[RFC] Potential deadlock with PM and vmstat

From: Justin Chen
Date: Thu Nov 03 2016 - 18:36:00 EST


Hello,

I am experiencing a deadlock in my system when looping through the PM
sequence. The system locks up when trying to bring nonboot cpus down
(hot plugging cpus) with vmstat enabled. The issue is the
cpu_hotplug.lock.

In kernel/cpu.c:_cpu_down(), we begin the cpu bring down. The deadlock
occurs when parking kthreads. This will lock up if the kthread we are
trying to park is waiting on the cpu_hotplug.lock, because this lock
is currently held by the boot cpu at cpu_hotplug_begin().

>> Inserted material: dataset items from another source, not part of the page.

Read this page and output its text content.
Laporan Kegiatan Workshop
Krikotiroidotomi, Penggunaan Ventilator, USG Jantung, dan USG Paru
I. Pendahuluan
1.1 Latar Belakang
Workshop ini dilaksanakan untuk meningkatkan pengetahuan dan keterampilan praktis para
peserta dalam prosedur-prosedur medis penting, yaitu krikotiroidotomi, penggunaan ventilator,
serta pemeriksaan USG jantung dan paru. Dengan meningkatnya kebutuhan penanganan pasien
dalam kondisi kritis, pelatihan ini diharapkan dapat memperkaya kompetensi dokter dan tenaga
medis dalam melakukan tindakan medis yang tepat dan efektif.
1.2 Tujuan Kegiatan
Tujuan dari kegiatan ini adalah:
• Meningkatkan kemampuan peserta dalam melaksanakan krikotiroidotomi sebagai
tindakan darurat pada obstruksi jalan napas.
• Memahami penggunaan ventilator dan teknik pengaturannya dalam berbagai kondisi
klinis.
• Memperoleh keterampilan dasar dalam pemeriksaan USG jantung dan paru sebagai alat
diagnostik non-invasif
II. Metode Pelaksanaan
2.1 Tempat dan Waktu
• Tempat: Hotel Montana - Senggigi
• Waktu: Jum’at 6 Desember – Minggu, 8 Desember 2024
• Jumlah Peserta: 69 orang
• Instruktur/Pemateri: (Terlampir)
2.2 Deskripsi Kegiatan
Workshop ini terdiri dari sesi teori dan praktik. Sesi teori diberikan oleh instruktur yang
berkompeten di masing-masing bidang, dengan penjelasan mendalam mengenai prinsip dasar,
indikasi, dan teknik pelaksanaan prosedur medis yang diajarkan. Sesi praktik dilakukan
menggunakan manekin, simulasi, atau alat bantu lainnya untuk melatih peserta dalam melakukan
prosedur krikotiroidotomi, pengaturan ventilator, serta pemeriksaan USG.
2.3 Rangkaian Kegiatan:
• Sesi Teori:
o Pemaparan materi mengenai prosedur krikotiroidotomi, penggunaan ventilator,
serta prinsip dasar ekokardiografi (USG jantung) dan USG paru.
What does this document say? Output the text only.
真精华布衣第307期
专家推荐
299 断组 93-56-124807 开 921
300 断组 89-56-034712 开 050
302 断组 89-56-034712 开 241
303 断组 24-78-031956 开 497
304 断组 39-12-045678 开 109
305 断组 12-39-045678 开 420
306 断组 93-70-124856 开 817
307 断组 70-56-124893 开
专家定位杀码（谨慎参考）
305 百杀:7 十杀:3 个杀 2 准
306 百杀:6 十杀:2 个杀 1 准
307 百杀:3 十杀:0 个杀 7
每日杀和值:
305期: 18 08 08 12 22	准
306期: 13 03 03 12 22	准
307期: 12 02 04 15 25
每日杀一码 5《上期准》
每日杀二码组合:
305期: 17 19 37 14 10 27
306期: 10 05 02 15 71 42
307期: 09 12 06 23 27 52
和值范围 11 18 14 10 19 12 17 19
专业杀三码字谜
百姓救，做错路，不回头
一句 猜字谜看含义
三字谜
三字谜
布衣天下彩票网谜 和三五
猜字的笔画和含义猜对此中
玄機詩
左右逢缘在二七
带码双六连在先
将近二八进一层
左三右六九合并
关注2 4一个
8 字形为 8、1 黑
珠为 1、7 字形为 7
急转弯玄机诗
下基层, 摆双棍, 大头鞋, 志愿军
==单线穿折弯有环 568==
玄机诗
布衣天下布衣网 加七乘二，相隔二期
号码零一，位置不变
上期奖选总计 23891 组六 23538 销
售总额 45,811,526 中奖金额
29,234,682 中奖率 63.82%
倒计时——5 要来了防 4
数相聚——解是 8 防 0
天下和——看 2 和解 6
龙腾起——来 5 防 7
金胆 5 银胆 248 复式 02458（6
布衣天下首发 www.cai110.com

Here is the sequence that I am seeing(4.1 kernel):
CPU0 goes into the suspend sequence and drops into kernel/cpu.c:_cpu_down().
CPU0 calls cpu_hotplug_begin() and grabs the cpu_hotplug.lock.
CPU0 blocks at smpboot_park_threads(...) waiting for kthreads to be stopped.

CPU1 has a kthread started by vmstat at mm/vmstat.c:
vmstat_shepherd(). In get_online_cpus() the kthread tries to grab the
cpu_hotplug.lock and blocks. So the kthread cannot be parked.

If I am understanding this correctly, this deadlock may happen if
kthreads are parked with the cpu_hotplug.lock held. I haven't tested
this on the most recent kernel(4.9-rc3), but it seems like the
conditions for the deadlock still exist except called in a different
sequence.

If this seems like a valid issue, I will try to put together a patch
to address this issue. Suggestions welcome!

Thanks,
Justin